Russell Crowe, the actor who played Nash, tweeted: “Stunned…my heart goes out to John & Alicia & family. An amazing partnership. Beautiful minds, beautiful hearts.”
Ron Howard, the movie’s director, called John Nash “brilliant” and his wife “remarkable” in a tweeted tribute. “It was an honor telling part of their story,” he said.
Born in West Virginia, his recommendation letter to Princeton contained just one line: “This man is a genius.”
Nash wrote a 28-page thesis as a Princeton University graduate student that detailed what would eventually become known as the “Nash equilibrium,” a solution for a non-cooperative game involving two or more players. Game theorists and economists use the theorem to predict the best outcome for several players acting simultaneously where there is no benefit for players to change strategy, because of the actions of the other players in the game.
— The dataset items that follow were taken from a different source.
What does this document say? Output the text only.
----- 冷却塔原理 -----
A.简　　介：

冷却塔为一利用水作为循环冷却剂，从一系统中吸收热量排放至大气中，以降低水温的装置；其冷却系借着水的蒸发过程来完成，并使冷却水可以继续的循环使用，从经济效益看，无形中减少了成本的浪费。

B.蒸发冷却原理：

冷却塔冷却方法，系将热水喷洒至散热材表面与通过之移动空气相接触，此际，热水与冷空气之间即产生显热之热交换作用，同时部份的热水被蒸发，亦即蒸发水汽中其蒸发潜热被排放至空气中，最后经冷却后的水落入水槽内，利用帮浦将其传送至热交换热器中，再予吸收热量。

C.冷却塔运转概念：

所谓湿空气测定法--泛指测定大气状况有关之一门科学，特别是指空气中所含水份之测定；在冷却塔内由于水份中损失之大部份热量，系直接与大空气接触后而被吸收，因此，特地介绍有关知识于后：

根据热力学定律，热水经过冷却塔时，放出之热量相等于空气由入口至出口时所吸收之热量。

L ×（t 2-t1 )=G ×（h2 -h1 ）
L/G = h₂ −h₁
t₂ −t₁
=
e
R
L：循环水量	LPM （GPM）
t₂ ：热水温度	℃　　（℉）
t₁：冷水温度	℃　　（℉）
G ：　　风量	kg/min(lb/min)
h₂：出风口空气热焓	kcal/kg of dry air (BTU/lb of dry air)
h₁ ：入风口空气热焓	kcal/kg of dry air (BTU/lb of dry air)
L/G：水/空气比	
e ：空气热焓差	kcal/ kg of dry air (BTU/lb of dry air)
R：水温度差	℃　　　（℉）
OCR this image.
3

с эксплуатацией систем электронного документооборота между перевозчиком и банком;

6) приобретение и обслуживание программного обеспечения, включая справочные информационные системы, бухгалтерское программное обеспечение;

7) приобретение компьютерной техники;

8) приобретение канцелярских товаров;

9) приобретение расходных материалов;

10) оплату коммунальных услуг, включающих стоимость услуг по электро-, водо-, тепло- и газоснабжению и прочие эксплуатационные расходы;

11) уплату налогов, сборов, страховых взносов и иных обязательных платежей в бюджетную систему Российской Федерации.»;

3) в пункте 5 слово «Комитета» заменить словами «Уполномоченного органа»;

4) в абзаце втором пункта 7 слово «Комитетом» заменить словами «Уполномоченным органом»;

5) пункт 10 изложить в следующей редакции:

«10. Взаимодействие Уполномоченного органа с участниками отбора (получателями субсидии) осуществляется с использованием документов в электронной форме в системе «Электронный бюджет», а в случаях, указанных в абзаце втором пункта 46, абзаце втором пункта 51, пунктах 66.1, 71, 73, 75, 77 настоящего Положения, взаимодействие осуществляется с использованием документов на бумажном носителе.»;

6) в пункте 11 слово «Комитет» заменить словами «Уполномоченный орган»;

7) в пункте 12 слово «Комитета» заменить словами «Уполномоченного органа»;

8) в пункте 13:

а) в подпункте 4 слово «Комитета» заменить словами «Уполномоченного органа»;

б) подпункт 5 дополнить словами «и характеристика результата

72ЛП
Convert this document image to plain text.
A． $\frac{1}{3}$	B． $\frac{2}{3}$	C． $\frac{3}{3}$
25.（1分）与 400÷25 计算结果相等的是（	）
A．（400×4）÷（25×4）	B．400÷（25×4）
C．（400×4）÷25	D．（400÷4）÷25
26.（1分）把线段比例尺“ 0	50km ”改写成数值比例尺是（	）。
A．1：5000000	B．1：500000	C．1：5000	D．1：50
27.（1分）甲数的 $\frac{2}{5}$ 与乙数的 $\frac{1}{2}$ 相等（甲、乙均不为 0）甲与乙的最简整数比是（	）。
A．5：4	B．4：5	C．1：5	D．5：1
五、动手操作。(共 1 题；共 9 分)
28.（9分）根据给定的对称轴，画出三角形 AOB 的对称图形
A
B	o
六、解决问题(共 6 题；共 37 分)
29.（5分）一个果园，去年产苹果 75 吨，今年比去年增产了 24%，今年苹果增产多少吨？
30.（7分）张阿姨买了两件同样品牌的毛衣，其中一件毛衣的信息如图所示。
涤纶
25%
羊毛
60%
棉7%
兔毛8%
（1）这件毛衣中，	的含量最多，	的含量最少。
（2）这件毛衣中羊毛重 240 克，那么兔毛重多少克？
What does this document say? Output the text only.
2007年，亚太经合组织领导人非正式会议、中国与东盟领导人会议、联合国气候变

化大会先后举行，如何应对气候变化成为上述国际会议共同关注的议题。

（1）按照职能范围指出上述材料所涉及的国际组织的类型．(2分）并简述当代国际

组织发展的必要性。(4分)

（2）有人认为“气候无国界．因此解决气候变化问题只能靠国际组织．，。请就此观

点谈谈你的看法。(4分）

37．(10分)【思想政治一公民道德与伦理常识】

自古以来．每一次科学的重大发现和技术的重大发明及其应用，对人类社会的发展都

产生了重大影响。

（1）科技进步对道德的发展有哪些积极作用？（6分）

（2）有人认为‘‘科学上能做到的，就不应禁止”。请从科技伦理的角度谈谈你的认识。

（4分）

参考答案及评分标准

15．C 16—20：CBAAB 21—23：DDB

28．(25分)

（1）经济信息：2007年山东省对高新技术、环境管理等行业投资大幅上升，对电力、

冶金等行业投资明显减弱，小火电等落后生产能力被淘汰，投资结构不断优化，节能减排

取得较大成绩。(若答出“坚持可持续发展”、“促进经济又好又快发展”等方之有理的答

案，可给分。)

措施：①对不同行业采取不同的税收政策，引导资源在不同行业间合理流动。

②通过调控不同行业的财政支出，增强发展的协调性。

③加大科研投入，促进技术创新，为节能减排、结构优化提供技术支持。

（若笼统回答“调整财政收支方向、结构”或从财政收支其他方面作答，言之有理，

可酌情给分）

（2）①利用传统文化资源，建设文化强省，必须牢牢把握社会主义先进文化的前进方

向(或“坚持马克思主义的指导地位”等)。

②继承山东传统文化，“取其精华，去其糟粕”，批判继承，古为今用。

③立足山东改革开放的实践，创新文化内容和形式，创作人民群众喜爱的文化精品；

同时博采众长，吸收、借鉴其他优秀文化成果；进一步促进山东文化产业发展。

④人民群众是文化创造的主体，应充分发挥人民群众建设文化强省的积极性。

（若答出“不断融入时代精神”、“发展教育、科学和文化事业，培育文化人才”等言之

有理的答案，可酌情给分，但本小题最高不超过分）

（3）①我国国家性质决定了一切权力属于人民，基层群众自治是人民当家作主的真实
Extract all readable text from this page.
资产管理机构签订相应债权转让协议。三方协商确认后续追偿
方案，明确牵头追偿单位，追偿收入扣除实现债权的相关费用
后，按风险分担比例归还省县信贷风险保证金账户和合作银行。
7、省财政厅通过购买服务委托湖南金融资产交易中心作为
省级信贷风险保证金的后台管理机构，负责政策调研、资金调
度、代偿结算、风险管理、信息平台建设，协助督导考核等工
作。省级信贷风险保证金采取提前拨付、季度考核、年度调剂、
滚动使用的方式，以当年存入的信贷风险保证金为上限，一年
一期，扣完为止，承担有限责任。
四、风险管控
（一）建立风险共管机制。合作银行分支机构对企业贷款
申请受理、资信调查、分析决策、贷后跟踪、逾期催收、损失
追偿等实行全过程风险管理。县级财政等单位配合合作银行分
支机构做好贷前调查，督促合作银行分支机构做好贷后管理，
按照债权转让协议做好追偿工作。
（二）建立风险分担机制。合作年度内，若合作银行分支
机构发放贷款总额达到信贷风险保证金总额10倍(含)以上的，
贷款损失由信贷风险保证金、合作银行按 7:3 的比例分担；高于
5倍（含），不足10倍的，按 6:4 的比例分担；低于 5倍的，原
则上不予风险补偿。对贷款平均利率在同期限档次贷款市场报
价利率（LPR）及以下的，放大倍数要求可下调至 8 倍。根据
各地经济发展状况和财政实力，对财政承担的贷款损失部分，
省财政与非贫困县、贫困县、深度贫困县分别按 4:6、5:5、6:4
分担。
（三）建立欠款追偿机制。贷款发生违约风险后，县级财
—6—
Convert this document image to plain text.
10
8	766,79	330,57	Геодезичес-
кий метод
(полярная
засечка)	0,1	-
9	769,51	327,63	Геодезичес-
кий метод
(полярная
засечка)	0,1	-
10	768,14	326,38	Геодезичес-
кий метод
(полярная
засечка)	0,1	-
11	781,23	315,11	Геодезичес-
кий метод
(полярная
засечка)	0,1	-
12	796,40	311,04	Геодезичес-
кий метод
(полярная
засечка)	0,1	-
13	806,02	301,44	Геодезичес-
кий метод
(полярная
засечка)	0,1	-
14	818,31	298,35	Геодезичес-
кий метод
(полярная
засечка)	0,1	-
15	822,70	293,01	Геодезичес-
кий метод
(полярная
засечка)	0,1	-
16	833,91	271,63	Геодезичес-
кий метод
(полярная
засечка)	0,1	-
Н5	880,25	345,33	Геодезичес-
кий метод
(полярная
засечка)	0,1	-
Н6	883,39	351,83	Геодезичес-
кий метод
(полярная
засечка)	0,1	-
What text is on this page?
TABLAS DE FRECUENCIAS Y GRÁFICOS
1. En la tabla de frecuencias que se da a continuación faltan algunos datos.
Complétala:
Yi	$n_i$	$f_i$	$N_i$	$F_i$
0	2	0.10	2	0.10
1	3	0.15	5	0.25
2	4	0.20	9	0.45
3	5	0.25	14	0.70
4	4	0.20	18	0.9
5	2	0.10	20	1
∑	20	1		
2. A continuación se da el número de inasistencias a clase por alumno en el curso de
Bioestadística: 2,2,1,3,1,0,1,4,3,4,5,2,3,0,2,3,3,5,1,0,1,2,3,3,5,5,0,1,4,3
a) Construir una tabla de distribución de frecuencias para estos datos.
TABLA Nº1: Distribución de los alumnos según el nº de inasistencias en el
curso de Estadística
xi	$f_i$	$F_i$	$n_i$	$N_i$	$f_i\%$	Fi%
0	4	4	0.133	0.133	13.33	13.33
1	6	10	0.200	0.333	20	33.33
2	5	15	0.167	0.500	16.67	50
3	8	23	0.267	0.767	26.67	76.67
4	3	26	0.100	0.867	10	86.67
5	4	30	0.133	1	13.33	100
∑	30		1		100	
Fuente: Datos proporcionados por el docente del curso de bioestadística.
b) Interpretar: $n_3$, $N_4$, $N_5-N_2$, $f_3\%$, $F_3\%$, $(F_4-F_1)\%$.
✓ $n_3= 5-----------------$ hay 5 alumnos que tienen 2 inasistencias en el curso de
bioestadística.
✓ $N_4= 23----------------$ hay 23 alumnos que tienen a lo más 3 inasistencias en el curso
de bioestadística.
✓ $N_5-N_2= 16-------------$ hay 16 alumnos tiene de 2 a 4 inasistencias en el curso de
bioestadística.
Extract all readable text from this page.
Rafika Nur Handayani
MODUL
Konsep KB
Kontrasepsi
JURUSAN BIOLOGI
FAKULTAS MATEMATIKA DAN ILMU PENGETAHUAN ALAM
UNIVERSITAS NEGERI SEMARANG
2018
But for almost 25 years, Nash’s life was rocked by paranoid delusions and hallucinations. His wife, Alicia, had John committed for psychiatric care numerous times. She also helped care for him herself.
The couple’s love story is central to “A Beautiful Mind.” Alicia and John were divorced in 1962, but they stayed close as he began to improve in the 1980s. They remarried in 2001.
After John recovered, his “Nash equilibrium” had influenced everything that is affected by competition: foreign affairs, politics, biology and economics.
“John’s remarkable achievements inspired generations of mathematicians, economists and scientists who were influenced by his brilliant, groundbreaking work in game theory,” said Christopher Eisgruber, the president of Princeton, in a statement.